Why run 24 simultaneous downloads, then? In order to keep a single flow from unfairly using all of a downstream link’s bandwidth, a CMTS often will employ a fair-queuing algorithm to determine which packets to drop when a customer is exceeding their rate limit. This ensures that multiple flows of equal priority share the available downstream bandwidth equally. Because I have such a high service tier (download speed), simulating fewer downloads would not sufficiently degrade the available bandwidth for the purposes of observation. If I had a much lower service tier, fewer simultaneous downloads would be required.

With the congestion script written, I wrote a script to poll the interface counters of a managed switch via SNMP every second. I hooked the Xbox and the computer generating the download requests for the synthetic traffic up to separate Ethernet ports on this switch. From this script’s output, I was able to calculate both my total bandwidth usage and the amount of bandwidth used by the synthetic traffic (dark gray) and the video stream traffic (red) separately. I then tried to watch use Netflix and Xfinity streams while this synthetic traffic was being generated.

If I start a Netflix stream while the synthetic congestion is present, the video takes a long time to buffer and the quality is poor because of the contention for downstream bandwidth caused by the synthetic traffic. The plateau is me hitting my download speed rate limit. (My service tier is rated at 25 mbps. These measurements are of kbit/sec of actual Ethernet frames, not TCP payload. I believe that accounts for the difference.)

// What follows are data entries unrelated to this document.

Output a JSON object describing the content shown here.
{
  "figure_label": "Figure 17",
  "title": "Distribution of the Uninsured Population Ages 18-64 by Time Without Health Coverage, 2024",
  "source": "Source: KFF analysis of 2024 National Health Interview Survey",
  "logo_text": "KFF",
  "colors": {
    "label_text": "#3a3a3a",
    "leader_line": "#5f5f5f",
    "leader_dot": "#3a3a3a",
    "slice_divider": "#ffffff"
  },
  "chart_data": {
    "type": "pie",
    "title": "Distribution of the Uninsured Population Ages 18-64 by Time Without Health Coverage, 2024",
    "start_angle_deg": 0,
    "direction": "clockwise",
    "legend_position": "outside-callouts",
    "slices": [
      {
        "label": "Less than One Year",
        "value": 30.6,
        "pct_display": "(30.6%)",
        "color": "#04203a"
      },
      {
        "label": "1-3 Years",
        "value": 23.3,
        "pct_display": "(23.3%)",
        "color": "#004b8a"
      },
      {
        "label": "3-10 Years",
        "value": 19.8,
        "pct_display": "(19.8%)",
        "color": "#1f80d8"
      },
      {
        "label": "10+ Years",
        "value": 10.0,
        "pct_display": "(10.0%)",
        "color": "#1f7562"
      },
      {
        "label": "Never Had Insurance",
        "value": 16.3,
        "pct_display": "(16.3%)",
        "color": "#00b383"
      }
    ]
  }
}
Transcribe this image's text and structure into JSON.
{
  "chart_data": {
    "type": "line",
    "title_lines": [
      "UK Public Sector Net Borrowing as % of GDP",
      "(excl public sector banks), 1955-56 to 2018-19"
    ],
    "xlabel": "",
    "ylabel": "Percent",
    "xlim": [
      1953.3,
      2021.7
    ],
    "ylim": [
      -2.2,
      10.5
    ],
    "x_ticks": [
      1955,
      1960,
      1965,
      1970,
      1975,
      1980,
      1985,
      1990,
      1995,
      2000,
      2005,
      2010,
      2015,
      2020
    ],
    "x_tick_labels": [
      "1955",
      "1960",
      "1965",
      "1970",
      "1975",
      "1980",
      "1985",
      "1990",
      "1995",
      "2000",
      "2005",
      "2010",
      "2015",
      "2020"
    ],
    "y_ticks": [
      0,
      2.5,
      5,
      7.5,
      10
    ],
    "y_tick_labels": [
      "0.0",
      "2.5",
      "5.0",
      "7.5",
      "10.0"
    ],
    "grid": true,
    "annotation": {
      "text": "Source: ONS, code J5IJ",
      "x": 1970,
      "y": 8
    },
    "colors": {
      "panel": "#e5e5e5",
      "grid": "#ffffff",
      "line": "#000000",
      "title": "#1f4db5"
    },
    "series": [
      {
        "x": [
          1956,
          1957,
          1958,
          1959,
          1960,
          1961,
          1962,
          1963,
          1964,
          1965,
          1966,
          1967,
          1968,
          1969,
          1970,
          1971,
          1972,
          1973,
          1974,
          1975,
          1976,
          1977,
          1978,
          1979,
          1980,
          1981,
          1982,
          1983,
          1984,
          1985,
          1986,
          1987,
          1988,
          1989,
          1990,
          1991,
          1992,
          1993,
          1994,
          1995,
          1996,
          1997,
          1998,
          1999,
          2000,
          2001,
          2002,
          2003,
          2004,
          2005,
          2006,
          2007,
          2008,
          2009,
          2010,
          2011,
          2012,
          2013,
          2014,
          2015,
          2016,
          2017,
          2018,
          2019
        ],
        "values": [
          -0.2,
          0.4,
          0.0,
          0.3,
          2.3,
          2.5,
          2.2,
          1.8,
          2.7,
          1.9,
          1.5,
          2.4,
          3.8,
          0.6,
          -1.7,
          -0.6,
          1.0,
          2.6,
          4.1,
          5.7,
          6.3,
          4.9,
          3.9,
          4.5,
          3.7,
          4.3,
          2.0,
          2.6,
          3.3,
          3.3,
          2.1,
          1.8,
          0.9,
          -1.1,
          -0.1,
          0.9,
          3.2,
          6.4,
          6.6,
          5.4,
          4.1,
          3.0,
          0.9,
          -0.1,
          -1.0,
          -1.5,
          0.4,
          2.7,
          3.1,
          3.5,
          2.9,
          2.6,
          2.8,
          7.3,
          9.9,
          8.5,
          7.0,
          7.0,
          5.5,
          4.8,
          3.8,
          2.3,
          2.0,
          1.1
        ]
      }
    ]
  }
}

If I terminate the script generating the synthetic traffic (around 15:38:00), you’ll see that the bandwidth available to the Netflix app increases. When the Netflix app is not experiencing this congestion the video quality shows a corresponding improvement.

However, if I run the Xfinity app, the video quality is seemingly unaffected by the synthetic traffic. In addition, you’ll see that unlike the Netflix example, the amount of bandwidth available to Internet traffic is unaffected. Because the Xfinity traffic is mapped to a different DOCSIS service flow when prioritized, it is exempted from the downstream rate limit, so my total bandwidth usage stays consistently higher than my service tier would normally allow.

There’s one exception to the prioritization that I was able to find. It appears that Comcast distributes content to various CDN nodes inconsistently—after my original post went up, I began observing my content come from different nodes. I was finally seeing Comcast deliver content to me from local SF Bay Area CDN servers. All of this traffic was marked with the same CS5 DSCP value seen on the traffic from Seattle in my previous post, except for a single cache server in Burien, WA, a city outside Seattle. This one cache server was sending me traffic marked as CS1 (the same priority level as Netflix traffic), and *was* affected by the congestion caused by the synthetic traffic. This reinforces my conclusion that Comcast is using DSCP values to signal the prioritization of Xfinity at the DOCSIS MAC layer. Here’s a screenshot of one of the packets received, marked as CS1:

And here’s a similar graph as above. Since it’s not marked as CS5, it doesn’t get assigned to the same DOCSIS service flow and isn’t prioritized. Notice it looks more like the Netflix graph than the Xfinity one:

I’m willing to bet streams that come off this cache server count against your bandwidth cap, too (as the service flow ID will be wrong in the IPDR record that gets generated.)

Here’s the ugly script I wrote to log the counters to disk.

Conclusion

Hopefully these observations have served to provide some context for my previous post. If you have any constructive comments on the methodology used, I’d appreciate hearing them.

Thanks to my wonderful wife Lauren for putting up with me making a mess in the living room over the last week.